Over the past four to five years, CPI has spent $500,000 on patents, he said. Patents, and entrepreneurship, go way back with Farha, a doctorate-level chemist. At age 9, he started a business with his brothers, and over a 21-year career with ConocoPhillips in Bartlesville, secured 85 patents.
Before starting CPI, Farha helped start the medical technology company UroCor, which sold to LabCorp, the largest clinical laboratory in America.
From his offices and plant at 7649 SW 34, where he employs seven, Farha, 80, sat down recently to talk about his life and career. This is an edited transcript:
Q: Tell us about your roots.
A: My paternal grandparents emigrated from Lebanon to Coffeyville, Kan., which was then Indian Territory. My father, who was the oldest of nine children, and mother — whose parents shipped her to America at age 7 during the 1920 Turkish invasion of Lebanon — spent their early married life in Shattuck, near my father’s aunt. From there, they moved to Pampa, Texas, where my father drilled dry holes and ran a grocery store, before losing the store in a fire set by the businessman next door for the insurance money. After the fire, he moved back to Wichita, where my grandfather had lost a clothing store in the Great Depression.

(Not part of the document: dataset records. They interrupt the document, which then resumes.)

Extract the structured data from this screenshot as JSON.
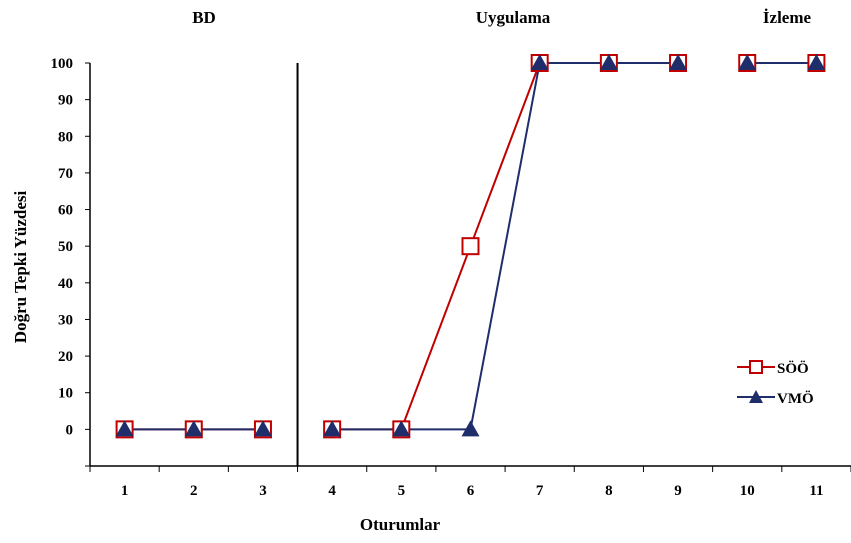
{
  "chart_data": {
    "type": "line",
    "phase_labels": [
      "BD",
      "Uygulama",
      "İzleme"
    ],
    "xlabel": "Oturumlar",
    "ylabel": "Doğru Tepki Yüzdesi",
    "categories": [
      "1",
      "2",
      "3",
      "4",
      "5",
      "6",
      "7",
      "8",
      "9",
      "10",
      "11"
    ],
    "yticks": [
      "0",
      "10",
      "20",
      "30",
      "40",
      "50",
      "60",
      "70",
      "80",
      "90",
      "100"
    ],
    "ylim": [
      -10,
      100
    ],
    "grid": false,
    "legend_position": "right",
    "series": [
      {
        "name": "SÖÖ",
        "color": "#c00000",
        "marker": "square-open",
        "values": [
          0,
          0,
          0,
          0,
          0,
          50,
          100,
          100,
          100,
          100,
          100
        ],
        "segments": [
          [
            1,
            3
          ],
          [
            4,
            9
          ],
          [
            10,
            11
          ]
        ]
      },
      {
        "name": "VMÖ",
        "color": "#1f2d6b",
        "marker": "triangle-filled",
        "values": [
          0,
          0,
          0,
          0,
          0,
          0,
          100,
          100,
          100,
          100,
          100
        ],
        "segments": [
          [
            1,
            3
          ],
          [
            4,
            9
          ],
          [
            10,
            11
          ]
        ]
      }
    ],
    "phase_change_lines_after": [
      3
    ]
  }
}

Q: How did your family make a living?
A: We moved to Wichita in 1940, when the focus was on World War II. My father worked as a parts expeditor for Beech Aircraft Co. My brothers and I, when I was 9 and they were 11 and 13, opened a small grocery, which we grew from a 50-foot storefront to a 150-foot storefront, plus opened two other stores. We sold TVs out of the back of the stores. We helped pay off my father’s Pampa debts, buy my grandmother’s home (she wouldn’t take Social Security; she considered it charity), employ my younger uncles and provide many a Christmas for us all. Even with the business, I still managed to play a little baseball and basketball in school — but only after I sorted the rotten potatoes, trimmed the rotten cabbage and bagged cookies we bought in bulk. After I sliced off this (a third of his right index finger), I left the butchering to my brothers. They’ve both died, along with my sister, who was 15 years younger. She was a Down syndrome baby, but lived until her 60s.